と感心するくらい、一二度聞いただけで覚えたり、歌を通じて新しい言葉を習得したりしているのです。

娘の耳や脳みそがどうなってこんなに覚えるのか、まったく分かりません。

娘、天才だな。。

と、親バカモードに入る前に思い出したのが「口承文化」です。


「口承」とは、歌いついだり、語りついだりして、口から口へと伝えていく情報を伝えるための手法。

有史以来、古代ギリシアの詩人ホメロスの叙事詩『オデュッセイア』、稗田阿礼が暗誦し、太安万侶によって記されたとされる『古事記』など、口承によって文字化された歴史がある一方、文字を持たない民族が歌や舞で自分たちの歴史や文化を今に伝えています。

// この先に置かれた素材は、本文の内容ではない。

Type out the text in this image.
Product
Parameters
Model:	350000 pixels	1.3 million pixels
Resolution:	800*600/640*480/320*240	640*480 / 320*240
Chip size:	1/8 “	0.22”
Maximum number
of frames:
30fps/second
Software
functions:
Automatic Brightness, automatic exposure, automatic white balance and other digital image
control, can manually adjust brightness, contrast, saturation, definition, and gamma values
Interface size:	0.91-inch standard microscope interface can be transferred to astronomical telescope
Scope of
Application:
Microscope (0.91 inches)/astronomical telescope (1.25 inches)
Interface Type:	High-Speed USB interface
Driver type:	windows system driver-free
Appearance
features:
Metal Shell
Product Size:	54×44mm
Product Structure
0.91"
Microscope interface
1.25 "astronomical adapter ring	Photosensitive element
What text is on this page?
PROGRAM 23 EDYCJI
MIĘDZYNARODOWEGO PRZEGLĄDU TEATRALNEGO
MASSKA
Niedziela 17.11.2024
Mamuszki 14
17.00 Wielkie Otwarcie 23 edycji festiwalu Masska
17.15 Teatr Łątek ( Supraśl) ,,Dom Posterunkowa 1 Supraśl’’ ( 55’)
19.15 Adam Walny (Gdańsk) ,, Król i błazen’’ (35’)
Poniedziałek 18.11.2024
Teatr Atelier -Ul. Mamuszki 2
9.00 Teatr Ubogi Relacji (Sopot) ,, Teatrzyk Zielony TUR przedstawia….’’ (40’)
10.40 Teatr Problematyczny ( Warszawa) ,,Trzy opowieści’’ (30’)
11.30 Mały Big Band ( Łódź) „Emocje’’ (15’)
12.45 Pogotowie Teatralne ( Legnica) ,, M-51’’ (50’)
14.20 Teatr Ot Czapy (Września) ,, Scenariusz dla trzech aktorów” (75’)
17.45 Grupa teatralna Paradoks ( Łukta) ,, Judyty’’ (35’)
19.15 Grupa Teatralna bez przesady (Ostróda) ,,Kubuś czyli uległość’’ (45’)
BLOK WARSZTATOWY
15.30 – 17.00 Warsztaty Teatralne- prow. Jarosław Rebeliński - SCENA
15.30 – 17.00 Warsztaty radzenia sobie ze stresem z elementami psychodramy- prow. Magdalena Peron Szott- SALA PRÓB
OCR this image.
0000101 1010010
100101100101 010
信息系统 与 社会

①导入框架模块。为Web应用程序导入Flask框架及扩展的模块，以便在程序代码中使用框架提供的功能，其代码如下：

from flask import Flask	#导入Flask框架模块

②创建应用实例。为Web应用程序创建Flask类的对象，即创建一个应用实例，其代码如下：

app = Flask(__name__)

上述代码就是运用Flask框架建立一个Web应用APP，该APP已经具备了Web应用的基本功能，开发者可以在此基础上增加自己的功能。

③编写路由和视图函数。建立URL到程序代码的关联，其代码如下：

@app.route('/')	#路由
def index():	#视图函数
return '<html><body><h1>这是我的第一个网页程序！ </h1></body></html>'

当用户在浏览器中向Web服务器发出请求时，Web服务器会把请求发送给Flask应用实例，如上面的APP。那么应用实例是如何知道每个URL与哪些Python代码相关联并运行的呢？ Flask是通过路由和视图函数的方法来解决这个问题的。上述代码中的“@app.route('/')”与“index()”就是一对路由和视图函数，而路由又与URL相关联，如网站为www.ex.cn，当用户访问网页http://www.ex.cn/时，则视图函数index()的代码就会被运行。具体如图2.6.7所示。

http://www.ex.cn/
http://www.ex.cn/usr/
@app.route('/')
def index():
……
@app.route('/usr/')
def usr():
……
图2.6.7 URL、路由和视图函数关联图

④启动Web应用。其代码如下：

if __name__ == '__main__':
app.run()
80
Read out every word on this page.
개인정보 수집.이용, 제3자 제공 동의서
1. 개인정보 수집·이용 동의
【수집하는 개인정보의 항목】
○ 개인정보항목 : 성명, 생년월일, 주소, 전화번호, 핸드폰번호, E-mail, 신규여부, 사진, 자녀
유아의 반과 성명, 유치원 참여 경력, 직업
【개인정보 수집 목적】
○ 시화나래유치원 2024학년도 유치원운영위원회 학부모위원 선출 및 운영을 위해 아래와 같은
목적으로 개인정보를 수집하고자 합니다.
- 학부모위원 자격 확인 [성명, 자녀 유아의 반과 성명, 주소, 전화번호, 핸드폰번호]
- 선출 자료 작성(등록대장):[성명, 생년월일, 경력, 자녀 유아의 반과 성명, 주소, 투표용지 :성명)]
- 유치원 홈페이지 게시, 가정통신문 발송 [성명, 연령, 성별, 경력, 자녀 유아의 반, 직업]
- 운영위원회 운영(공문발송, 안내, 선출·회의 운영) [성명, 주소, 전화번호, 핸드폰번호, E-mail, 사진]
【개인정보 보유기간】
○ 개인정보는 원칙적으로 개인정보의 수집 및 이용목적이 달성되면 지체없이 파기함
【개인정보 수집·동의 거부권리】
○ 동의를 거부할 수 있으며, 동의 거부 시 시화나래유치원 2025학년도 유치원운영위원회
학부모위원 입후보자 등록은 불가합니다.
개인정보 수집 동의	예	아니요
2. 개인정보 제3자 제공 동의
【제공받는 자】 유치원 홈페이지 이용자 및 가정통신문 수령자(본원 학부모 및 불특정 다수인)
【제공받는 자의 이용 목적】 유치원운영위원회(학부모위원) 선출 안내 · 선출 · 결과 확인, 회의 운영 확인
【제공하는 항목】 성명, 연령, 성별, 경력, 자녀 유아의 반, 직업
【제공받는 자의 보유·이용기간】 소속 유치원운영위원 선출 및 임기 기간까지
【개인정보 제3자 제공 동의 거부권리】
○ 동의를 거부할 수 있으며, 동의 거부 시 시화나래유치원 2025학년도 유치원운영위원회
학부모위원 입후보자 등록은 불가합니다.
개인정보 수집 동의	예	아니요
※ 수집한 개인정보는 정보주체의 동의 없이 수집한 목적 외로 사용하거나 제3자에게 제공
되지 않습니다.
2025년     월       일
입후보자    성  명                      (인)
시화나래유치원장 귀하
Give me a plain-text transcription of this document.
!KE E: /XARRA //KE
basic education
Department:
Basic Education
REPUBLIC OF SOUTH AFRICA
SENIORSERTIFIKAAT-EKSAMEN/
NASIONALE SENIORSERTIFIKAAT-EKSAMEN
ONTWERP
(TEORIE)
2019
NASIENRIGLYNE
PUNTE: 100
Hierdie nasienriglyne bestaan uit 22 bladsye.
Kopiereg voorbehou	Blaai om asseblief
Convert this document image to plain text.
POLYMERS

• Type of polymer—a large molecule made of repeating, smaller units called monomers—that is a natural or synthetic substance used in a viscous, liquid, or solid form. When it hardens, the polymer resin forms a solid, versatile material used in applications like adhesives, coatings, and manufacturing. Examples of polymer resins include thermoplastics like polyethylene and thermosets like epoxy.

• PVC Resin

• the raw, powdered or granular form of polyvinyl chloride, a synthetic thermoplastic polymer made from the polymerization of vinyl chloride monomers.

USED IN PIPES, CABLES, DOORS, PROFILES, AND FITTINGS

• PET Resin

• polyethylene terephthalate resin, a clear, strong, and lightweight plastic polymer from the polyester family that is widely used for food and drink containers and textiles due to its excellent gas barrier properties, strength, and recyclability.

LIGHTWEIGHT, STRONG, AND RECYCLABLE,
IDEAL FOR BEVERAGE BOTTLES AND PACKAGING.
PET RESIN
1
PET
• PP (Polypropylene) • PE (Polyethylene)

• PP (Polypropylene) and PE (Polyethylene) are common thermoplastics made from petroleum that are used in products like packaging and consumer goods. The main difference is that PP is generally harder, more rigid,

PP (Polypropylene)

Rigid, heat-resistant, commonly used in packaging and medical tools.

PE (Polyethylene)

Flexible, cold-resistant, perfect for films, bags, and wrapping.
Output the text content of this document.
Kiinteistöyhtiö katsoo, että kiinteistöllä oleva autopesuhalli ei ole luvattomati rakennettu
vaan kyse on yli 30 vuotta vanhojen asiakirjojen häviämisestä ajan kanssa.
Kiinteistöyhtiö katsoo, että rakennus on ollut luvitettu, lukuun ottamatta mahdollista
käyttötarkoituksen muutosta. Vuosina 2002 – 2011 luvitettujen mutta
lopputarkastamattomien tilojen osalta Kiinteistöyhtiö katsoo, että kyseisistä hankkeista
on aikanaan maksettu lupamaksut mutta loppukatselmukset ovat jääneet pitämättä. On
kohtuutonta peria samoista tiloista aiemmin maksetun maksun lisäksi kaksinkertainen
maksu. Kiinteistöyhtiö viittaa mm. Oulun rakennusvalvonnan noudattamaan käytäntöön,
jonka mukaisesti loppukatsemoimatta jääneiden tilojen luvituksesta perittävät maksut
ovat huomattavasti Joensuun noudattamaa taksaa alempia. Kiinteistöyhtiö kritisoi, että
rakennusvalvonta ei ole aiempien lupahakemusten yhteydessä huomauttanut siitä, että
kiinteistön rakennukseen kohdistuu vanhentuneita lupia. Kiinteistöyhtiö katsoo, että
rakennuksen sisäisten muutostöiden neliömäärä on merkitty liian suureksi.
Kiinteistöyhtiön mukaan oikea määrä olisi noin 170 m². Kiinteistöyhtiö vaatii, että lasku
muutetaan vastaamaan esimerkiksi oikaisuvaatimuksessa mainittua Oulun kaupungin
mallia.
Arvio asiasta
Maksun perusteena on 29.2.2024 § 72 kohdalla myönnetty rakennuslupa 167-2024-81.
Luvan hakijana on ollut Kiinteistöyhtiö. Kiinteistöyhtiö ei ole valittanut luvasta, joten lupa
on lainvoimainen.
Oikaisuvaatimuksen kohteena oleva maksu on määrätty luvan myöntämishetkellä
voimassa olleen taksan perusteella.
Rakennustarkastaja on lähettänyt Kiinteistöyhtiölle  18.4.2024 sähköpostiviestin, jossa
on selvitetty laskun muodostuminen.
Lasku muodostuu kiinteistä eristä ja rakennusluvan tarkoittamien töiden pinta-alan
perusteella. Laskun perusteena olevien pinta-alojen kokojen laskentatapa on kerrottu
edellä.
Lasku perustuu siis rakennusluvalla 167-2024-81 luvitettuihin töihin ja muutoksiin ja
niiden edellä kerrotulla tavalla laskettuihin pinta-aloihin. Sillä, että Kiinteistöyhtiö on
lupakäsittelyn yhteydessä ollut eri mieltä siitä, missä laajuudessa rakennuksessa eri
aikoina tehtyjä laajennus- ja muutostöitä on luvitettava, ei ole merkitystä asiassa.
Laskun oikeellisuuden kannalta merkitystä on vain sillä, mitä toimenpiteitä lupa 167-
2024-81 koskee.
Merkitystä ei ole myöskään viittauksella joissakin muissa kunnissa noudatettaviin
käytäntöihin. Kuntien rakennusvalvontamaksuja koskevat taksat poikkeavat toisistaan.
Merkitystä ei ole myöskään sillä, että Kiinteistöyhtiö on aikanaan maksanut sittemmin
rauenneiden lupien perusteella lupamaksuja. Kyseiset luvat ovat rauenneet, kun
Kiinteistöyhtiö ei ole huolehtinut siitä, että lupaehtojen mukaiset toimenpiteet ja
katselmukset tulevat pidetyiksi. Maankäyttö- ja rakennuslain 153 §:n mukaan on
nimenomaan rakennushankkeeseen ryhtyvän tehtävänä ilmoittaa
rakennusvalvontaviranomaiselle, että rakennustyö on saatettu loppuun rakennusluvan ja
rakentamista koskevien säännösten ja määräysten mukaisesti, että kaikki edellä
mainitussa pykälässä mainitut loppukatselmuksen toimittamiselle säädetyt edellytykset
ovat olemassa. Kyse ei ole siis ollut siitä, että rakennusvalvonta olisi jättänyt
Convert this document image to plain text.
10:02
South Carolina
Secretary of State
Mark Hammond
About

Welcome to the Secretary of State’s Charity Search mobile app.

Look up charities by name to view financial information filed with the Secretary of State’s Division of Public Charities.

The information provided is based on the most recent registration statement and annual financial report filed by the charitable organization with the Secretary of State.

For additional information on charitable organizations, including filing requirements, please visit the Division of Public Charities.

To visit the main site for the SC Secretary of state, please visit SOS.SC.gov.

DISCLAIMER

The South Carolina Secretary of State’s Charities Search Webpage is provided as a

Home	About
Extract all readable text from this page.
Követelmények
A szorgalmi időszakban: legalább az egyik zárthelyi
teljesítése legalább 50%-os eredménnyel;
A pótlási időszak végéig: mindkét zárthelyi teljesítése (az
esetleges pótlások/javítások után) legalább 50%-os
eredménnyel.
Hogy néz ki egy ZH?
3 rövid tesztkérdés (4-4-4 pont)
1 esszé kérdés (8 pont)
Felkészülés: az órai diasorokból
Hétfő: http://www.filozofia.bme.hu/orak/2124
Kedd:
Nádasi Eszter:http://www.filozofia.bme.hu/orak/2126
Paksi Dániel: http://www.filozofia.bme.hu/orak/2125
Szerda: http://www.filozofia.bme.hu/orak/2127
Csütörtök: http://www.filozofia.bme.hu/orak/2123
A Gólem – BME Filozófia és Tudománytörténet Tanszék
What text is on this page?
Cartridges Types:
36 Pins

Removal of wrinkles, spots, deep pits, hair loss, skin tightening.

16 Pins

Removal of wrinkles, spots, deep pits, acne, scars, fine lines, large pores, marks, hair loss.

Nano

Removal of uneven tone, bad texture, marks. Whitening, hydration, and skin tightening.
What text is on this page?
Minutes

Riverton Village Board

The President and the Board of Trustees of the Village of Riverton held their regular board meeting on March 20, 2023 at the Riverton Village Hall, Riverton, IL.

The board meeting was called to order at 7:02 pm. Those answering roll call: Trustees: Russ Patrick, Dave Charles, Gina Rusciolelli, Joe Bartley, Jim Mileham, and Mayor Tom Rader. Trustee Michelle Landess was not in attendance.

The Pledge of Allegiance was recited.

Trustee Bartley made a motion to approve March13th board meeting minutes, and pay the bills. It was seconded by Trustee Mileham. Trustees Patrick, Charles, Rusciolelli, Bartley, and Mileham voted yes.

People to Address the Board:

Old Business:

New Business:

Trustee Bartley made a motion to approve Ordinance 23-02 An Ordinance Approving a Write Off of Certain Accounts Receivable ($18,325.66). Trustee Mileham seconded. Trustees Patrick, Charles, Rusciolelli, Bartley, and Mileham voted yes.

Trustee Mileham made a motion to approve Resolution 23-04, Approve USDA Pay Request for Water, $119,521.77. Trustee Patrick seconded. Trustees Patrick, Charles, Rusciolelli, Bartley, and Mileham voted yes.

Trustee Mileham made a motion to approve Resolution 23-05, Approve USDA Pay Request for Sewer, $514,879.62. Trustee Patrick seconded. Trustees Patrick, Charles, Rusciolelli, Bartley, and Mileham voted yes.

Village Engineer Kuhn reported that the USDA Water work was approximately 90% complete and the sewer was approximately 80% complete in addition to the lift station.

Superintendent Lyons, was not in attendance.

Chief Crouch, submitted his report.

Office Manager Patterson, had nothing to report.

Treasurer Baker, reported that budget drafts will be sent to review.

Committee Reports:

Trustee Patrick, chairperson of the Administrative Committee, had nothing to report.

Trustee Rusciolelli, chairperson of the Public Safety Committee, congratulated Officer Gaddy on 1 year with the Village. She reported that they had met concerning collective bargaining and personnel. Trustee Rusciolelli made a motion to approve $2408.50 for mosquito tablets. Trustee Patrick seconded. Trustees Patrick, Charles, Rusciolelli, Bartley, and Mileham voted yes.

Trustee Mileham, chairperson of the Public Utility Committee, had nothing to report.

私は中国留学時代に歴史や生活文化を専攻しており、中国各地の少数民族の暮らしぶりを見学して旅した事がありますが、特にウイグル族や中国西南地方の多くの少数民族に、歌や舞による口承文化の跡を垣間見る機会がありました。

こんな感じで祭事を中心に歌や踊りで神話や民話を語る。

この口承を、単に教科書を読むように一字一句覚えていくのは至難でありますが、ここにメロディやリズム、フシ等乗ってくると覚えやすくなります。
(英語学習でリズムを身につけると覚えやすいという体験などは、その表れの一端ではないでしょうか。⇒参考:『英語習得に役立つリズム感と言葉の意外な関係』


まさに娘の歌を覚えたり、歌を通じた言葉の習得したりしていく姿に、古代人が音楽や舞踊などをよりしろに自分たちの神話や物語を覚え、伝えていった歴史を垣間見るのです。

歌をよく覚える要因に音楽やリズムが言葉を覚えやすくさせる効果がある一方、
幼児が文字を習得していない、つまり文字が存在しないことによって、脳みそや耳が音声言語の受容に優れているという点も考えられるので、こうした要素が相互に影響し合っているのでしょう。

以上、親バカが現場からお伝えしました。


■余談だが。。

かれこれ20数年前になるが、父が小林克也のアメリ缶を全巻購入して英語学習に勤しんでいたことがあったが、英語習得の役に立ったのだろうか・・・?